3: WHAT DO USERS NEED TO KNOW TO GLEAN THIS INSIGHT?

To gain the insight mentioned above, I would need probably need to show:
  • The distribution of time spent within each threshold for each node
  • What’s a “bad” distribution and what’s an “ok” distribution
  • The association between these distributions and volumes
  • The association between volume performance and QoS policies
  • How the QoS policy needs to be changed to fix the problem

4: IDEATE

Now that I know what information needs to be conveyed, it’s time to ideate on the best way to display that information. To me, this is really just a matter of cranking out as many options as I can and putting them on the page. Here’s are some screenshot of my Sketch document with a handful of different approaches. The color variation is due to the fact this this widget would be displayed in two different apps with different color schemes.
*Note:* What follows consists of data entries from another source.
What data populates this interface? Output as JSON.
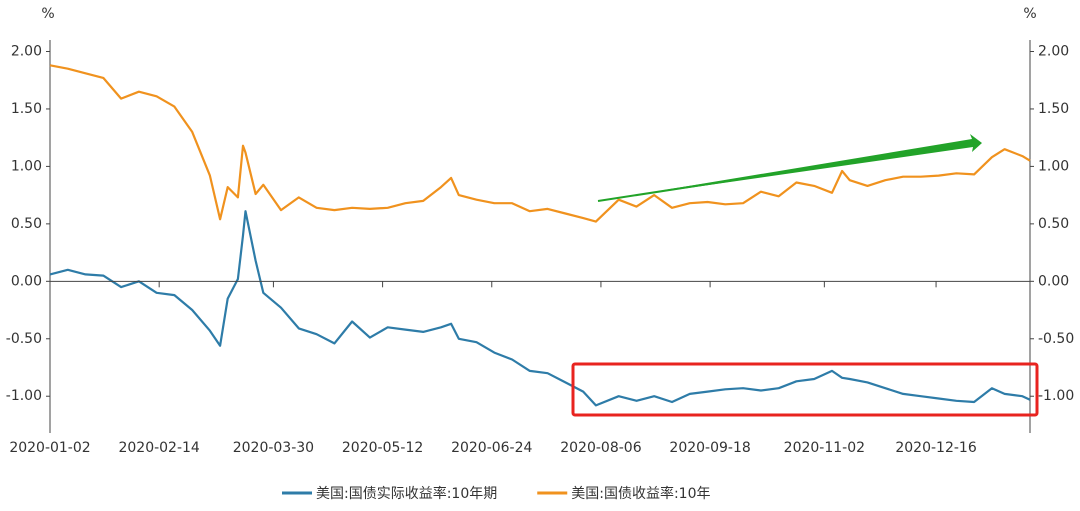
{
  "chart_data": {
    "type": "line",
    "ylabel": "%",
    "y2label": "%",
    "x": [
      "2020-01-02",
      "2020-01-09",
      "2020-01-16",
      "2020-01-23",
      "2020-01-30",
      "2020-02-06",
      "2020-02-13",
      "2020-02-20",
      "2020-02-27",
      "2020-03-05",
      "2020-03-09",
      "2020-03-12",
      "2020-03-16",
      "2020-03-18",
      "2020-03-19",
      "2020-03-23",
      "2020-03-26",
      "2020-04-02",
      "2020-04-09",
      "2020-04-16",
      "2020-04-23",
      "2020-04-30",
      "2020-05-07",
      "2020-05-14",
      "2020-05-21",
      "2020-05-28",
      "2020-06-04",
      "2020-06-08",
      "2020-06-11",
      "2020-06-18",
      "2020-06-25",
      "2020-07-02",
      "2020-07-09",
      "2020-07-16",
      "2020-07-23",
      "2020-07-30",
      "2020-08-04",
      "2020-08-13",
      "2020-08-20",
      "2020-08-27",
      "2020-09-03",
      "2020-09-10",
      "2020-09-17",
      "2020-09-24",
      "2020-10-01",
      "2020-10-08",
      "2020-10-15",
      "2020-10-22",
      "2020-10-29",
      "2020-11-05",
      "2020-11-09",
      "2020-11-12",
      "2020-11-19",
      "2020-11-26",
      "2020-12-03",
      "2020-12-10",
      "2020-12-17",
      "2020-12-24",
      "2020-12-31",
      "2021-01-07",
      "2021-01-12",
      "2021-01-19",
      "2021-01-22"
    ],
    "xlim": [
      "2020-01-02",
      "2021-01-22"
    ],
    "xticks": [
      "2020-01-02",
      "2020-02-14",
      "2020-03-30",
      "2020-05-12",
      "2020-06-24",
      "2020-08-06",
      "2020-09-18",
      "2020-11-02",
      "2020-12-16"
    ],
    "ylim": [
      -1.32,
      2.1
    ],
    "yticks": [
      {
        "value": 2,
        "label": "2.00"
      },
      {
        "value": 1.5,
        "label": "1.50"
      },
      {
        "value": 1,
        "label": "1.00"
      },
      {
        "value": 0.5,
        "label": "0.50"
      },
      {
        "value": 0,
        "label": "0.00"
      },
      {
        "value": -0.5,
        "label": "-0.50"
      },
      {
        "value": -1,
        "label": "-1.00"
      }
    ],
    "y2lim": [
      -1.32,
      2.1
    ],
    "y2ticks": [
      {
        "value": 2,
        "label": "2.00"
      },
      {
        "value": 1.5,
        "label": "1.50"
      },
      {
        "value": 1,
        "label": "1.00"
      },
      {
        "value": 0.5,
        "label": "0.50"
      },
      {
        "value": 0,
        "label": "0.00"
      },
      {
        "value": -0.5,
        "label": "-0.50"
      },
      {
        "value": -1,
        "label": "-1.00"
      }
    ],
    "series": [
      {
        "name": "美国:国债实际收益率:10年期",
        "color": "#2e7ca8",
        "values": [
          0.06,
          0.1,
          0.06,
          0.05,
          -0.05,
          0.0,
          -0.1,
          -0.12,
          -0.25,
          -0.43,
          -0.56,
          -0.15,
          0.02,
          0.4,
          0.61,
          0.18,
          -0.1,
          -0.23,
          -0.41,
          -0.46,
          -0.54,
          -0.35,
          -0.49,
          -0.4,
          -0.42,
          -0.44,
          -0.4,
          -0.37,
          -0.5,
          -0.53,
          -0.62,
          -0.68,
          -0.78,
          -0.8,
          -0.88,
          -0.96,
          -1.08,
          -1.0,
          -1.04,
          -1.0,
          -1.05,
          -0.98,
          -0.96,
          -0.94,
          -0.93,
          -0.95,
          -0.93,
          -0.87,
          -0.85,
          -0.78,
          -0.84,
          -0.85,
          -0.88,
          -0.93,
          -0.98,
          -1.0,
          -1.02,
          -1.04,
          -1.05,
          -0.93,
          -0.98,
          -1.0,
          -1.03
        ]
      },
      {
        "name": "美国:国债收益率:10年",
        "color": "#f0921e",
        "axis": "y2",
        "values": [
          1.88,
          1.85,
          1.81,
          1.77,
          1.59,
          1.65,
          1.61,
          1.52,
          1.3,
          0.92,
          0.54,
          0.82,
          0.73,
          1.18,
          1.12,
          0.76,
          0.84,
          0.62,
          0.73,
          0.64,
          0.62,
          0.64,
          0.63,
          0.64,
          0.68,
          0.7,
          0.82,
          0.9,
          0.75,
          0.71,
          0.68,
          0.68,
          0.61,
          0.63,
          0.59,
          0.55,
          0.52,
          0.71,
          0.65,
          0.75,
          0.64,
          0.68,
          0.69,
          0.67,
          0.68,
          0.78,
          0.74,
          0.86,
          0.83,
          0.77,
          0.96,
          0.88,
          0.83,
          0.88,
          0.91,
          0.91,
          0.92,
          0.94,
          0.93,
          1.08,
          1.15,
          1.09,
          1.05
        ]
      }
    ],
    "legend": "bottom"
  }
}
In general, I started with some more traditional visualizations like bar and pie charts, but found that it took a lot of mental gymnastics to get them to work cleanly with the type of information I was trying to show. I eventually started leaning toward more of a heatmap approach.

5: NARROW DOWN AND REFINE

Throw out the Bad Ideas

Some things are just bad ways to tackle the problem or are too “out there” to be feasible or useful. In general, the most simple and comprehensible solution is the best way to go. In this case, around  three different approaches were trashed for this reason.
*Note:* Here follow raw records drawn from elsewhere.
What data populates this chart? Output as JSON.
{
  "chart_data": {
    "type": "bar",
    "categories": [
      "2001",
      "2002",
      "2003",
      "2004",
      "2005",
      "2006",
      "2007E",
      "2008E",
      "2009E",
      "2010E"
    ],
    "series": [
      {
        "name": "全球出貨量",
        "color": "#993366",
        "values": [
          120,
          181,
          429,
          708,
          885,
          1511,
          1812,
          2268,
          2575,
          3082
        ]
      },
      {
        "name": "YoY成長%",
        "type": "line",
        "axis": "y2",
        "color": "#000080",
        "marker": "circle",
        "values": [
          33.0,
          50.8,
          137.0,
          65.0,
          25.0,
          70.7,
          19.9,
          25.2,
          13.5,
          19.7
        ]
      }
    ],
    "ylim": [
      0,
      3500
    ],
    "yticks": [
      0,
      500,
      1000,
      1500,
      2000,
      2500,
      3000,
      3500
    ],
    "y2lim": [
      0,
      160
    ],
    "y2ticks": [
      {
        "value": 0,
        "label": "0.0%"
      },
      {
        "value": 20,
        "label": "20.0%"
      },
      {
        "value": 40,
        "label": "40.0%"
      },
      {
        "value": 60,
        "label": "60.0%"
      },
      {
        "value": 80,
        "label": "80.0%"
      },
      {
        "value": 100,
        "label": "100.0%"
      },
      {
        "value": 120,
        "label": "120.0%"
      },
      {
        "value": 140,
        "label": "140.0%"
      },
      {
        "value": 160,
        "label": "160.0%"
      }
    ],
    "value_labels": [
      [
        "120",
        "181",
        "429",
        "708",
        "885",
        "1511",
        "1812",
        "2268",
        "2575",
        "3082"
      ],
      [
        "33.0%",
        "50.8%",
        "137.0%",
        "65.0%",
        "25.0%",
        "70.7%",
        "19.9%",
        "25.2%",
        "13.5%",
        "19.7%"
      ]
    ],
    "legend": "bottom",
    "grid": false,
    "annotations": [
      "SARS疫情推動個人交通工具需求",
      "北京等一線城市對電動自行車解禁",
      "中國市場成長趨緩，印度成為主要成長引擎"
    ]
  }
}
Throw out what Can't be Done Due to Technical Limitations

You should have a good understanding of this going into the design work, but sometimes you come up with ideas that may or may not be technically feasible given your current resources. In my case, there were a few different visualizations that I wanted to do that we didn’t have any similar charts for and the chart library we were using didn’t have a preset to make it work quickly. These approaches needed to be trashed for this reason.
After things had been narrowed down, I landed on the approach below, which worked well for a few reasons:
  • It provided a quick, visual way to identify outliers in the system based on a heatmap and health statusing.
  • It made the best possible explanation of a confusing relationship (both variables were percents).
  • It allowed users to drill down to a screen that allowed them to answer all questions from my insight section above. Being able to tell them which QoS policy actually had a problem proved to not be possible, so we just showed them which policies had recommendations (another feature on the same page of the app).

6: SUPPORT DEVELOPMENT

This was a cool feature to support because I was working with the lead engineer on one team, along with a data scientist who just innately got what I was trying to show, and the best way to write the code to color the heatmap in a way that was easy to perceive for users. He ended up writing a logarithmic function to drive the coloring, otherwise the lighter colors ended up looking too dark.

Things often come up during development to where designs need to be changed or altered to make it work. You have to just roll with the punches and provide your best recommendations. I usually take the original vision for my design as the “North Star” and allow for it to be watered down but will create follow-up stories and bother specific dev teams to pick up enhancements to the features. Stuff falling through the cracks and never being developed is also a big risk though, so you need to be vigilant and have a good memory.

In terms of process, I used Zeplin to communicate specs to developers in this case, but for the last month or so, I've been using Figma, which has built-in dev handoff features.

WRAPPING IT UP

In general, that’s my process from initial discovery to final development of the feature. This particular example uses a rather small feature focused on data visualization that started with pretty well-defined original requirements, but I think that my general process can be applied to almost any type of feature. Thanks for reading!